Тут мысли на другое перешли. «Да, на Телии идем мы днями. Надо спешить. И так прошло уж много диен с тех пор, как взяли Кайюань. До холодов управиться бы с Ехе. Когда не станет никаней и в Телине, поможет быстро кто тогда Буянгу и Цзиньтайши?» Злорадная ухмылка появилась на губах Нурхаци, когда подумал так.
Спешившись у Южной башни, возвышавшейся над крепостной стеной Кайюаии, Нурхаци, соня и тяжело отдуваясь (шел уже шестой десяток), поднимался по ступеням. Стоя у открытого проема, не спеша, оглядывал знакомые окрестности. «Одно дело, — сказал себе, — смотришь, сидя в седле, совсем другое — с высоты такой. Извилины дороги на Телип и сопки, за зеленью которых где-то крепость там, видны отсюда лучше». Откуда лучше подойти, прикидывал Нурхаци, вдаль глядя, как вдруг перед глазами камнем с неба к земле метнулась птица и опять, как будто отскочив, взметнулась ввысь. И тут сон вспомнился, что привиделся намедни.

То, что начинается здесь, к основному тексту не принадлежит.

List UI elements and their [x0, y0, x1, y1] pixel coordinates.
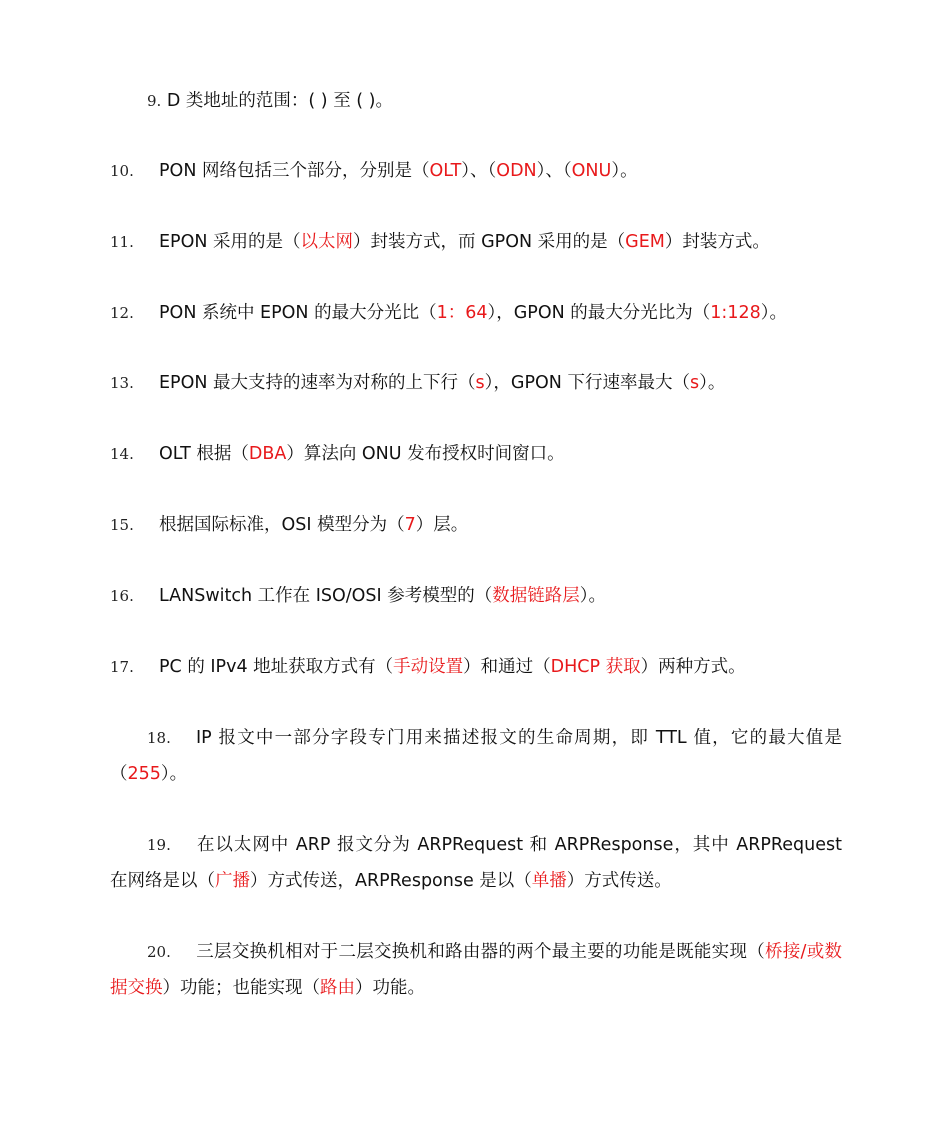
question-text: OLT 根据（ [159, 444, 249, 464]
answer-text: 7 [404, 515, 416, 535]
question-17 [110, 649, 842, 685]
question-text: EPON 采用的是（ [159, 232, 301, 252]
answer-text: 单播 [531, 871, 567, 891]
question-number: 19. [147, 836, 171, 854]
question-number: 16. [110, 587, 134, 605]
question-text: ）。 [699, 373, 726, 393]
question-text: ）两种方式。 [640, 657, 746, 677]
question-number: 13. [110, 374, 134, 392]
question-text: ）功能；也能实现（ [162, 978, 320, 998]
question-number: 18. [147, 729, 171, 747]
question-text: ）。 [579, 586, 606, 606]
answer-text: 1：64 [436, 303, 488, 323]
question-number: 10. [110, 162, 134, 180]
question-text: ）功能。 [355, 978, 425, 998]
answer-text: 广播 [215, 871, 250, 891]
question-text: ），GPON 的最大分光比为（ [487, 303, 711, 323]
question-11 [110, 224, 842, 260]
question-number: 14. [110, 445, 134, 463]
question-text: ）算法向 ONU 发布授权时间窗口。 [286, 444, 565, 464]
question-9 [147, 83, 879, 119]
question-number: 17. [110, 658, 134, 676]
question-text: ）封装方式。 [664, 232, 770, 252]
answer-text: 以太网 [300, 232, 354, 252]
question-18 [110, 720, 842, 792]
question-text: 在以太网中 ARP 报文分为 ARPRequest 和 ARPResponse，其中 ARPRequest 在网络是以（ [110, 835, 842, 891]
question-13 [110, 365, 842, 401]
question-text: IP 报文中一部分字段专门用来描述报文的生命周期，即 TTL 值，它的最大值是（ [110, 728, 842, 784]
question-text: ）。 [760, 303, 787, 323]
answer-text: s [689, 373, 700, 393]
answer-text: s [475, 373, 485, 393]
question-19 [110, 827, 842, 899]
answer-text: 数据链路层 [492, 586, 580, 606]
question-text: ）、（ [536, 161, 572, 181]
question-16 [110, 578, 842, 614]
answer-text: OLT [429, 161, 462, 181]
question-text: ）层。 [415, 515, 469, 535]
question-text: ）。 [611, 161, 638, 181]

Гусь, белый журавль и стая птиц каких-то носились в небе вверх и вниз. Расставив сеть, поймал Нурхаци журавля. Тот прокричал: «Монгол Цзесай, что недруг твой, будет в твоих руках»{39}. И с тем проснулся. Сон рассказал жене. Та рассудила так: «Хотя Цзесай и человек, летает он подобно птице. Но ты и на него найдешь силки». Нурхаци хмыкнул: «Ловить сейчас мне вовсе недосуг Цзесая, халхаского бэйлэ. Телин гораздо взять важнее», А все-таки к чему тот сон? Назавтра рассказал его князьям. «То доброе предзнаменование, — ответствовали те. — Так Небо выражает нам свое благоволение»{40}.
— Ну если так, решил тогда Нурхаци, то нечего с Телином нам тянуть. А вот сейчас, когда готовится к походу его рать, он смотрит в сторону Телииа и думает: «А как там дело обернется? Ведь не всегда бывает так, как примета предвещает…»
Судьбу Телина «лестницы небесные» решили. По ним взобравшись на стены, маньчжуры сломали парапет и хлынули внутрь города.
* * *
Свинья почуяла: пришли за ней не гнать ее к корыту с отрубями, но убить. И предок давний тут проснулся в ней. Правда, клыков кабаньих не было сейчас. Но тело-то осталось. И ринулась свинья вперед, не ожидая, когда петля затянет рыло ей. Слетели с ног все слуги, которым поручил Цзиньтайши свинью поймать для предсказания судьбы.
Тяжелые предчувствия Цзиньтайши истомили. Не шел ночами сон, кусок в горло не лез. «Что будет с нами, с князьями Ехе?» — терзался он в догадках и пугался неизвестности. Казалось, нет надежнее опоры, чем Минская держава. А вышло то, что и она бессильна пред Нурхаци. «Что делать, делать что? Как устоять? А ведь причиною гордыня. Не жить медведям двум в одной берлоге. Так и у нас с Нурхаци получилось. Не покорились раньше, а теперь пошло… Уж пролито немало крови. Уйдя из жил, она теперь зовет другую кровь пролиться. Нет, — упрямо выпятил подбородок Цзиньтайши, — не поддадимся мы Нурхаци. К тому же ведь опять мы не одни. Войско никаньское снова стоит у нас. Хотя на них и трудно положиться. Чтоб знать верней, чего нам ждать— добра или худа, обряд исполним давний. И для того нужны шаман или шаманка. Но только чтобы подлинные были».